The usually astute Paul Krugman seems not to realize that, when it comes to Obama v. Clinton, he's fighting both the old and the wrong wars. Says Krugman:
Obama is still the clear favorite for the nomination. But if he is the nominee, and runs this way in the general election — if it’s about the candidate’s awesomeness, not about why progressive policies make peoples’ lives better — it’s a formula for defeat.
Krugman is commenting on Walter Shaprio's insightful commentary on the Obama-Clinton stalemate, in which Shapiro argues that Obama's appeal boils down to a rather mushy "feeling" (about Obama, about the US, about politics, about everything) rather than to his substantive platform. Krugman (and Shapiro, too, I think) misses two points.
- The old war: U.S. presidential campaigns these days, for a laundry list of tragic reasons--including a corrupt media culture, a popular culture which is hostile to authentic political life, and the bumbling of ineptitude of progressive leadership--aren't really run on "the issues." They're run on the perception of personality (and not character, which is something else altogether). That is, they're run on the extent to which a political figure becomes alive in the collective psyche of the electorate. This explains why the Republicans since Nixon have run ciphers whose principal virtue is that they have no real character of their own. This is a twisted form of political life, but it's the world we're living in, and if we want to pry the levers of power away from the mortifying clutches of Cheney and his ilk, we need to play to win.

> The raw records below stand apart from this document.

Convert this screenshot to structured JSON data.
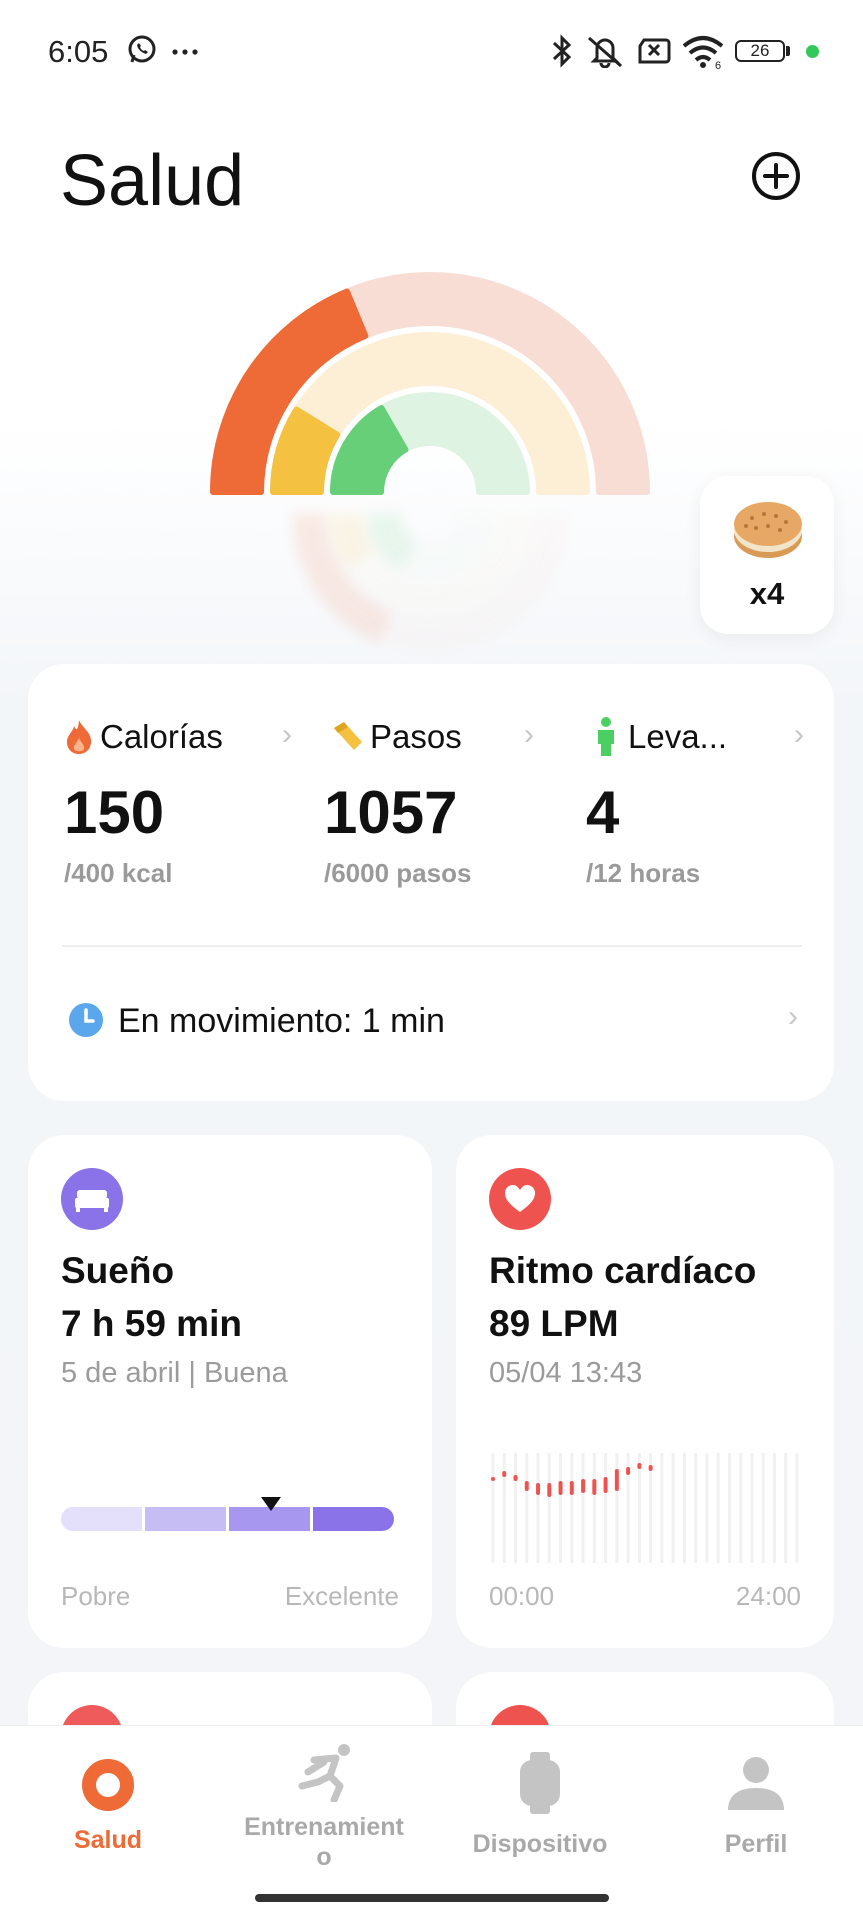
{
  "status_bar": {
    "time": "6:05",
    "left_icons": [
      "whatsapp-icon",
      "more-icon"
    ],
    "right_icons": [
      "bluetooth-icon",
      "mute-icon",
      "no-sim-icon",
      "wifi-icon"
    ],
    "battery": "26"
  },
  "header": {
    "title": "Salud",
    "add_icon": "plus-circle-icon"
  },
  "rings": {
    "calories_progress": 0.375,
    "steps_progress": 0.176,
    "stand_progress": 0.333
  },
  "badge": {
    "icon": "cookie-icon",
    "count": "x4"
  },
  "activity": {
    "metrics": [
      {
        "label": "Calorías",
        "value": "150",
        "goal": "/400 kcal",
        "icon": "flame-icon",
        "color": "#ee6a36"
      },
      {
        "label": "Pasos",
        "value": "1057",
        "goal": "/6000 pasos",
        "icon": "shoe-icon",
        "color": "#f4c140"
      },
      {
        "label": "Leva...",
        "value": "4",
        "goal": "/12 horas",
        "icon": "person-standing-icon",
        "color": "#4ccf62"
      }
    ],
    "movement": "En movimiento: 1 min"
  },
  "sleep": {
    "title": "Sueño",
    "value": "7 h 59 min",
    "subtitle": "5 de abril | Buena",
    "scale_min": "Pobre",
    "scale_max": "Excelente",
    "level": 0.63,
    "icon": "bed-icon",
    "color": "#8a73e8"
  },
  "heart": {
    "title": "Ritmo cardíaco",
    "value": "89 LPM",
    "subtitle": "05/04 13:43",
    "x_start": "00:00",
    "x_end": "24:00",
    "icon": "heart-icon",
    "color": "#ef5350"
  },
  "nav": {
    "items": [
      {
        "label": "Salud",
        "icon": "health-ring-icon",
        "active": true
      },
      {
        "label": "Entrenamient\no",
        "icon": "running-icon",
        "active": false
      },
      {
        "label": "Dispositivo",
        "icon": "watch-icon",
        "active": false
      },
      {
        "label": "Perfil",
        "icon": "profile-icon",
        "active": false
      }
    ]
  }
}
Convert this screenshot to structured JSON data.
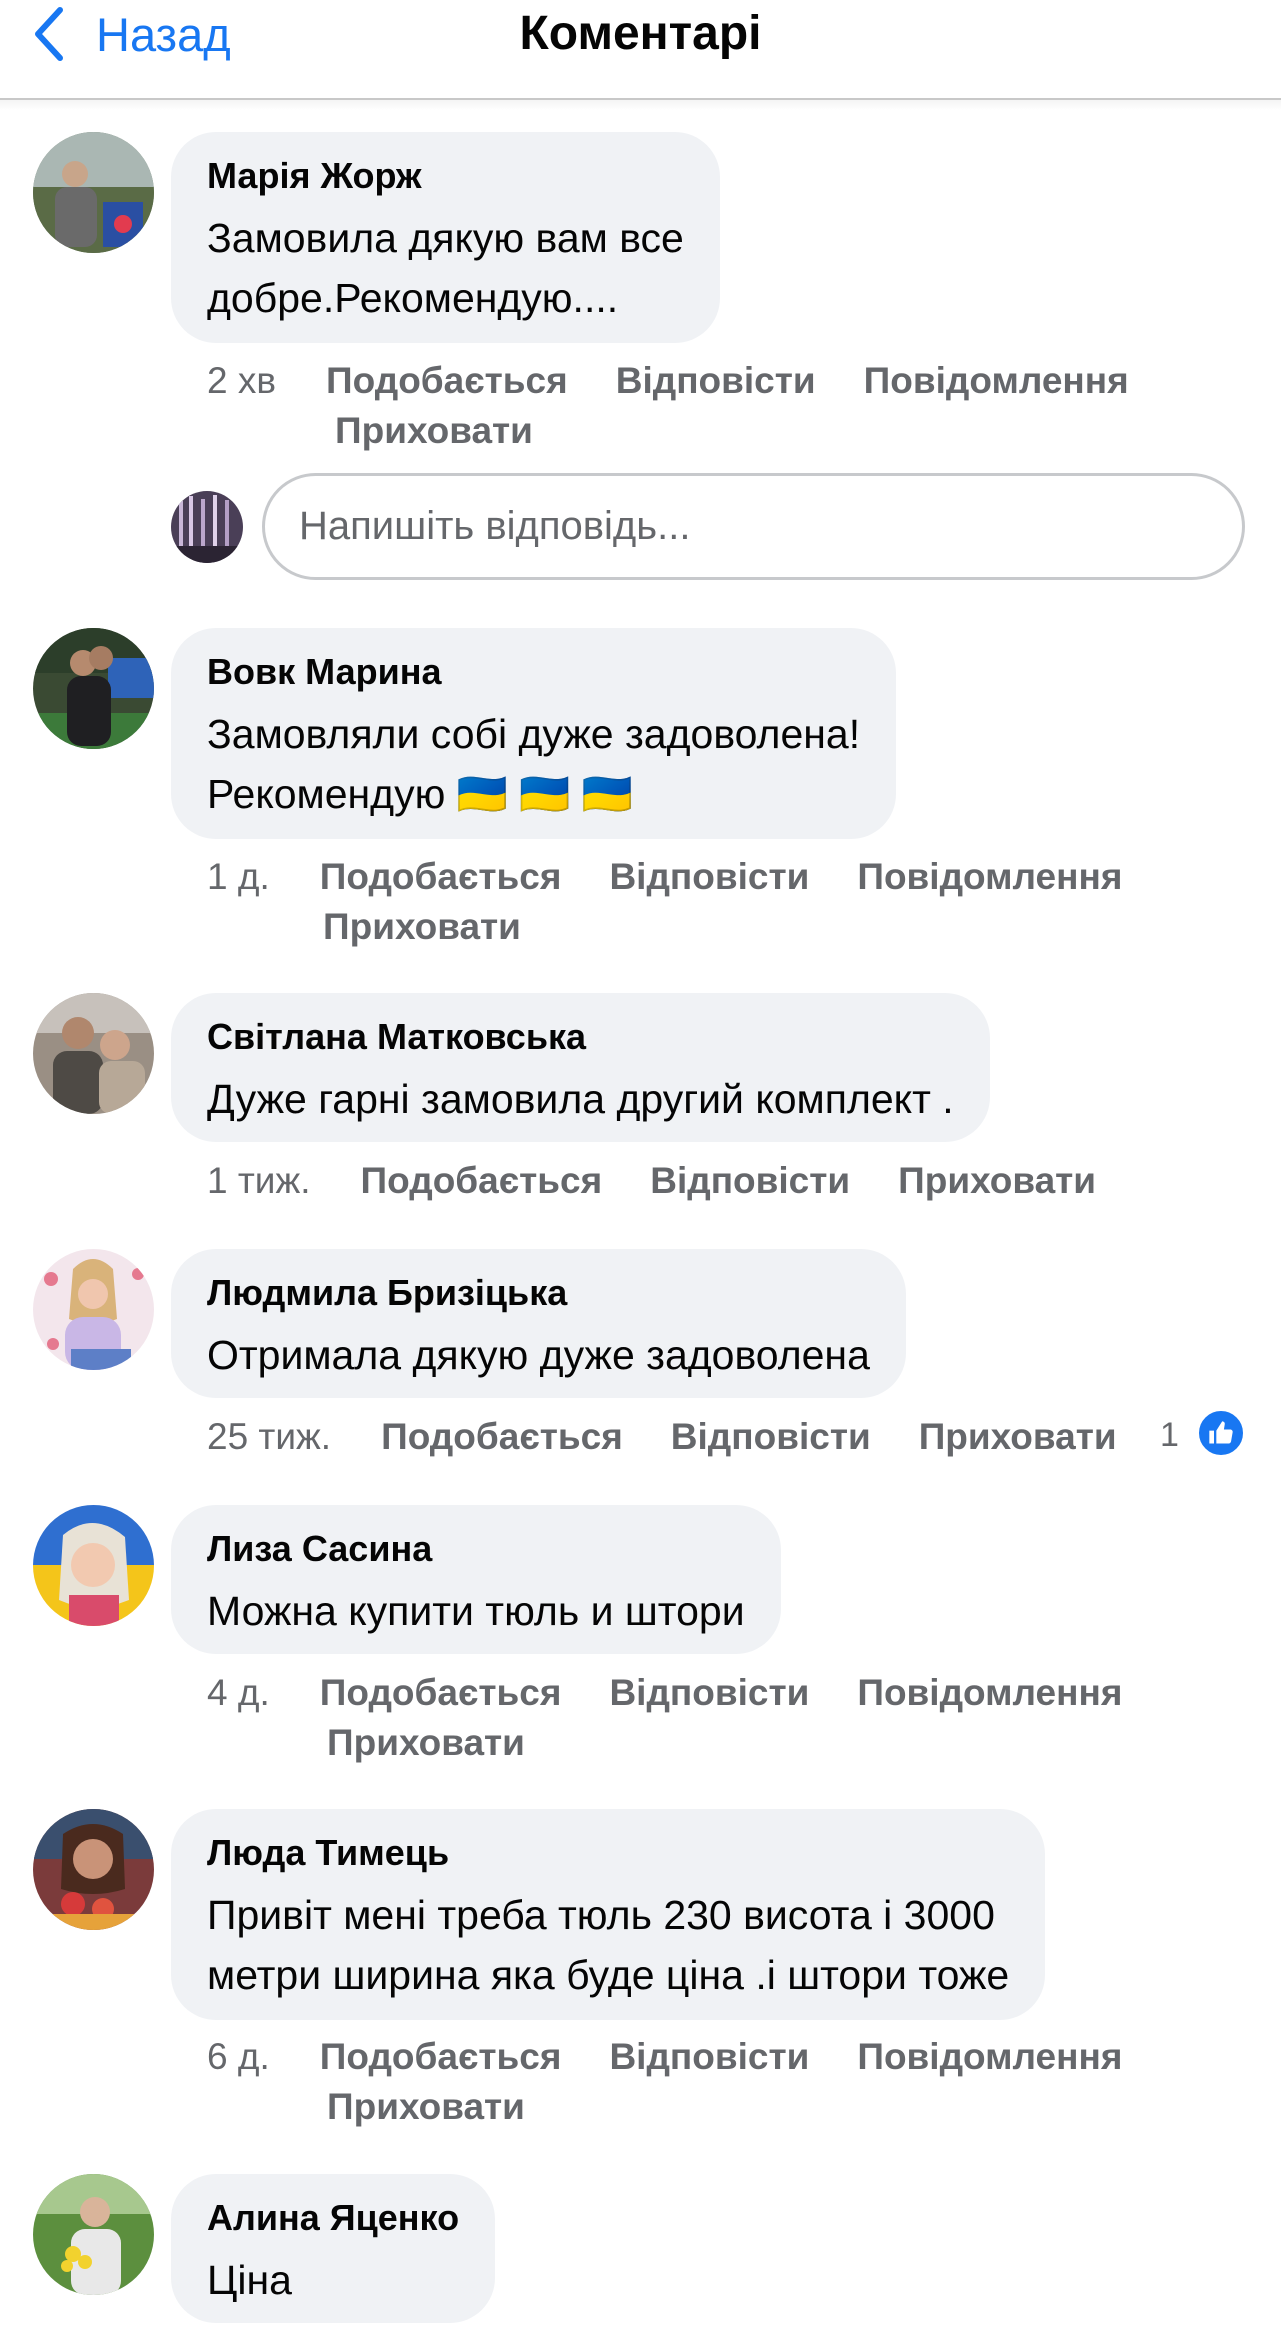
{
  "nav": {
    "back_label": "Назад",
    "title": "Коментарі"
  },
  "reply": {
    "placeholder": "Напишіть відповідь..."
  },
  "comments": [
    {
      "author": "Марія Жорж",
      "text": "Замовила дякую вам все\nдобре.Рекомендую....",
      "time": "2 хв",
      "actions": [
        "Подобається",
        "Відповісти",
        "Повідомлення"
      ],
      "actions2": [
        "Приховати"
      ]
    },
    {
      "author": "Вовк Марина",
      "text": "Замовляли собі дуже задоволена!\nРекомендую 🇺🇦 🇺🇦 🇺🇦",
      "time": "1 д.",
      "actions": [
        "Подобається",
        "Відповісти",
        "Повідомлення"
      ],
      "actions2": [
        "Приховати"
      ]
    },
    {
      "author": "Світлана Матковська",
      "text": "Дуже гарні замовила другий комплект .",
      "time": "1 тиж.",
      "actions": [
        "Подобається",
        "Відповісти",
        "Приховати"
      ],
      "actions2": []
    },
    {
      "author": "Людмила Бризіцька",
      "text": "Отримала дякую дуже задоволена",
      "time": "25 тиж.",
      "actions": [
        "Подобається",
        "Відповісти",
        "Приховати"
      ],
      "actions2": [],
      "likes": "1"
    },
    {
      "author": "Лиза Сасина",
      "text": "Можна купити тюль и штори",
      "time": "4 д.",
      "actions": [
        "Подобається",
        "Відповісти",
        "Повідомлення"
      ],
      "actions2": [
        "Приховати"
      ]
    },
    {
      "author": "Люда Тимець",
      "text": "Привіт мені треба тюль 230 висота і 3000\nметри ширина яка буде ціна .і штори тоже",
      "time": "6 д.",
      "actions": [
        "Подобається",
        "Відповісти",
        "Повідомлення"
      ],
      "actions2": [
        "Приховати"
      ]
    },
    {
      "author": "Алина Яценко",
      "text": "Ціна",
      "time": "",
      "actions": [],
      "actions2": []
    }
  ],
  "colors": {
    "accent": "#1877f2",
    "bubble": "#f0f2f5",
    "secondary_text": "#65676b"
  },
  "icons": {
    "back": "chevron-left-icon",
    "like": "thumbs-up-icon"
  }
}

- The wrong war: It's worth recalling that the difference between Clinton's platform and Obama's is vanishingly small, especially as compared with McCain's. It seems to me that the Dem contenders have pretty much exhausted "the issues," and now they're arguing mainly about electoral sex appeal. Well, I suppose they feel like they have to keep talking about something, but I frankly haven't heard much substantive from any campaign since Edwards left the race. So let them talk. To the extent that the issues carry real weight in electoral decisions (and I think they do carry some), we shouldn't expect to see much real debate until after the Dems have chosen their champion for 2008. Until then, it's only natural that the Dems will squabble about marginal topics.